Читаем Сапфировый альбатрос полностью

Милицейским органам приходилось бороться еще и с собственными рядами — очень уж большая отсталость в ту геройскую пору наблюдалась в отдельных трудящихся милиционерах и чекистах. Почти половина всех дел геройской ЧеКа приходилась на должностных товарищей. Во многих отдельных случаях даже члены партии изготавливали поддельные продзнаки или получали пайки на едоков, которых не имелось в наличности. Притом из-за волокиты на местах их дела в отдельных многочисленных случаях терялись или терялись сами обвиняемые, а их преступные поступки теряли свою политическую остроту.

Тут не помешает вспомнить, что если воры попадались в руки обыкновенного народа, то их уже не просто учили чем ни попадя, а прямо забивали до смерти или топили в каналах. Туда же могли отправить и если кто попробует заступиться. Этим увлекалась даже культурная публика вплоть до самых настоящих дам.

Правда, если разобраться, может, по-ихнему, это и был народный суд?

Может, и народная милиция тоже так полагала, что если она ходит голодная и оборванная, то и она имеет право чего-то добрать на обысках или, я извиняюсь, на хабаре? Этих прискорбных отдельных случаев только в ревизорские бумаги попадало тысячи, а уж в реальной наглядности их Мишель насмотрелся столько, что никакому Виталию Гюго не снилось. Мишель где-то даже стихийно перешел на материалистические позиции. Уже через много лет в какую-то откровенную минуту упадка он поделился, что в хорошие времена люди бывают хорошие, в плохие — плохие, а в ужасные — ужасные.

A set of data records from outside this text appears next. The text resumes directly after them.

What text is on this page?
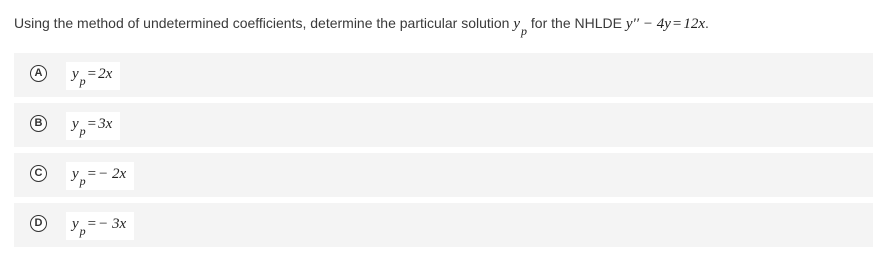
Using the method of undetermined coefficients, determine the particular solution $y_p$ for the NHLDE y′′ − 4y = 12x.
A	$y_p = 2x$
B	$y_p = 3x$
C	$y_p$ = − 2x
D	$y_p$ = − 3x
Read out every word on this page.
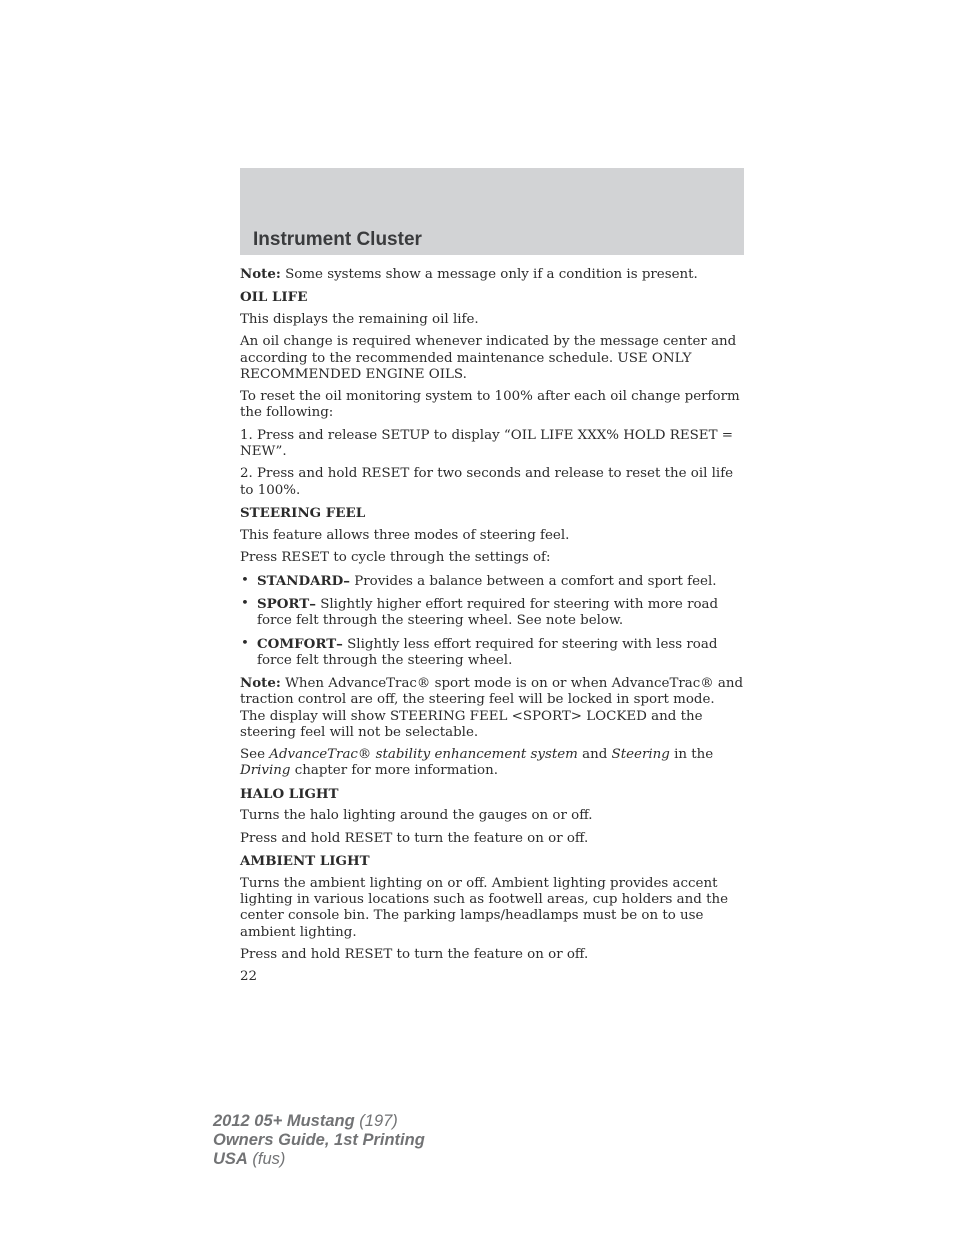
Instrument Cluster

Note: Some systems show a message only if a condition is present.

OIL LIFE

This displays the remaining oil life.

An oil change is required whenever indicated by the message center and according to the recommended maintenance schedule. USE ONLY RECOMMENDED ENGINE OILS.

To reset the oil monitoring system to 100% after each oil change perform the following:

1. Press and release SETUP to display “OIL LIFE XXX% HOLD RESET = NEW”.

2. Press and hold RESET for two seconds and release to reset the oil life to 100%.

STEERING FEEL

This feature allows three modes of steering feel.

Press RESET to cycle through the settings of:

• STANDARD– Provides a balance between a comfort and sport feel.
• SPORT– Slightly higher effort required for steering with more road force felt through the steering wheel. See note below.
• COMFORT– Slightly less effort required for steering with less road force felt through the steering wheel.

Note: When AdvanceTrac® sport mode is on or when AdvanceTrac® and traction control are off, the steering feel will be locked in sport mode. The display will show STEERING FEEL <SPORT> LOCKED and the steering feel will not be selectable.

See AdvanceTrac® stability enhancement system and Steering in the Driving chapter for more information.

HALO LIGHT

Turns the halo lighting around the gauges on or off.

Press and hold RESET to turn the feature on or off.

AMBIENT LIGHT

Turns the ambient lighting on or off. Ambient lighting provides accent lighting in various locations such as footwell areas, cup holders and the center console bin. The parking lamps/headlamps must be on to use ambient lighting.

Press and hold RESET to turn the feature on or off.

22

2012 05+ Mustang (197)
Owners Guide, 1st Printing
USA (fus)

Это при том, что крупномасштабные товарищи, воровавшие вагонами и поездами, находились за границами обозримого горизонта Мишеля и прочих рядовых граждан. Мишель, скорее всего, не соприкасался и таких внутренних дел, как конфискация руководящими товарищами роскошных квартир с роялями и живописными полотнищами — все это для борьбы с буржуазными излишествами. Ну, а если начать про борьбу со всевозможными спиртоводочными и порошочными одурманиваниями граждан, то не закончим и до конца рабочей недели. Приведу одну только выпись: «Редкая проститутка не отравляет себя кокаином. Он распространился и среди других слоев городского пролетариата». Это все про марафет, белую фею, кикер, мел, кокс, которым не брезговали и опорные столбы власти, милиционеры и чекисты. Хотя, что было особо трогательно, неискушенные в пороках борцы с преступностью частенько называли в протоколах кокс ка́каином. А про ханжу и поминать не стану, это целая химическая наука, как из лака или гуталина высосать спиритус винный.

Разные ученые бухгалтеры насчитывали в тогдашнем Питере не то двадцать, не то двести тысяч преступных уголовников. Но трудности ихней бухгалтерской профессии понять можно: поди разбери, кто тут грабит-ворует, а кто осуществляет революционный протест. Красные растолковывали, что преступники — это пособники белых, белые бессовестно вводили в заблуждение трудящихся, что, дескать, преступники и есть сами красные, — без партийного стажа не всякий разберется. Винтами-шпалерами мог обзавестись всякий каждый, кто только пожелает, а красную повязку навязать или нарисовать какой ни то мандат — это же дело одной-единственной минуты. Да и кто их видал, какие-такие они должны быть, мандаты.

К тому же и трудящийся народ сделался до крайности нервный. Из-за чего до эпохи исторического материализма просто бы, я извиняюсь, полаялись, так теперь по этой же самой причине могли и отправить, как тогда некультурно выражались, в штаб Духонина. Можно было подумать, будто времена феодальной чести возвернулись, только разве что шпажонки подверглись сокращению вплоть до кухонных ножей.

Еще бухгалтеры насчитывают тоже не то семнадцать, не то чего-то в этом масштабе тысяч, я извиняюсь за выражение, проституток. При том, что от голода и половой интим до крайней степени ослабел, за изнасилование, я извиняюсь, стало почти что некого и привлекать. От этого случилось чрезвычайное обострение классовой борьбы за ослабевшего клиента среди проституточного населения. Хотя, если вдуматься, и тут ведь тоже вопрос окажется до крайности многосложный: которая — проститутка, а которая — приличная дамочка, попавшая в затруднительное положение? Один идеологически выдержанный молодой, но суровый красногвардеец рассказывал, как со своими собратьями по классу он сопровождал к месту расстрела шайку офицерского охвостья. А за ними, я извиняюсь, тащилась чья-то офицерская жена и упрашивала отпустить любимого ей мужа. А она за это может пойти с кем угодно и сделать для него все, чего он пожелает. И этот молодой, но суровый красногвардеец потом рассказывал, что он отошел с ней в сторону, совершил акт пролетарской справедливости, а мужа ее все равно потом расстрелял. Пусть знает, что сознательных пролетариев так просто не купишь. Такой вот он преподнес буржуазным супругам классовый урок.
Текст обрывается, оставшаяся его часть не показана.